Skeletal changes are seen in infants and children. The primary disturbance is in the formation of osteoid matrix rather than in mineralization or calcification as occurs in rickets. In scurvy, the palisade of cartilage cells is formed as usual and is provisionally calcified. However there is insufficient production of osteoid matrix by osteoblasts. Resorption of the cartilaginous matrix then fails or slows; as a consequence there is cartilaginous overgrowth, with long spicules and plates projecting into the metaphyseal region of marrow cavity and sometimes widening of the epiphysis. The scorbutic bone yields to the stresses of weight bearing and muscle tension with bowing of the long bones of the lower legs and abnormal depression of the sternum with outward projection of the ends of the ribs.

Clinical Features: Scurvy may occur at any age but is rare in the newborn infant. Majority of cases occur in infants 6-24 months of age. Clinical manifestations require time to develop; after a variable period of vitamin C depletion, vague symptoms of irritability, tachypnoea, digestive disturbances and loss of appetite appear. There is generalized tenderness especially noticeable in the legs when the infant is picked up or when the diaper is changed. The pain results in pseudo paralysis and the legs assume the typical ‘frog position’, in which the hips and the knees are semi flexed with the feet rotated outwards.

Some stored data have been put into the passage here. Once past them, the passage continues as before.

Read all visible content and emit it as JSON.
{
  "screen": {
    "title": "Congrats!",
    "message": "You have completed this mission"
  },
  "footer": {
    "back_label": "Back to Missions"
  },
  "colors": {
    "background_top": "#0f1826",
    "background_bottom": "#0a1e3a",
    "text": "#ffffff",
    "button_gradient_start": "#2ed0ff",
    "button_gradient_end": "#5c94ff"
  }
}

Edematous swelling along the shafts of the legs may be present. In some cases a subperiosteal hemorrhage can be palpated at the end of the femur. Changes in the gums, most noticeable when the teeth are erupted, are characterized by bluish purple spongy swellings of the mucous membrane, usually over the upper incisors. There may be a ‘rosary’ at the costochondral junctions and a depression of the sternum. Petechial haemorrhages may occur in the skin and the mucous membranes. Low grade fever is usually present. Anemia may reflect inability to utilize iron or chronic blood loss.

Radiological findings:

Fig. 12
Fig. 12

The diagnosis of scurvy is usually based on roentgenographic changes in the long bones , especially at their distal ends. Changes are greatest as a rule in the region of the knee. In the early stages, the appearance resembles that of simple atrophy of the bone. The trabaculae of the shaft cannot be discerned, and the bone assumes a ‘ground glass’ appearance. The cortex is reduced to pencil point thinness. The white line of Frenkel , which represents the zone of well calcified cartilage can be clearly discerned as an irregular but thickened white line at the metaphysis. The epiphyseal centres of ossification also have a ground-glass appearance and are surrounded by a white ring (Wimberger’s sign). At this stage scurvy cannot be diagnosed with certainty from the radiograph unless the zone of rarefaction under the white line at the metaphysic becomes apparent. The zone of rarefaction (Trummerfeld’s zone of rarefaction) is a linear break in the bone proximal and parallel to the white line. Often, it does not traverse the shaft in its entire width and may be seen only in the lateral parts as a triangular defect. A spur (Pelkan’s spur), as a lateral prolongation of the white line may be present. Epiphyseal separation may occur along the line of destruction, with linear displacement or compression of the epiphysis against the shaft. Subperiosteal hemorrhages are not visible roentgenographically in active scurvy. During healing, however the elevated periosteum becomes calcified and the affected bone assumes a dumbbell or club shape.

This case illustrates how lack of clinical awareness of the disease can result in unindicated/misdirected radiologic investigations.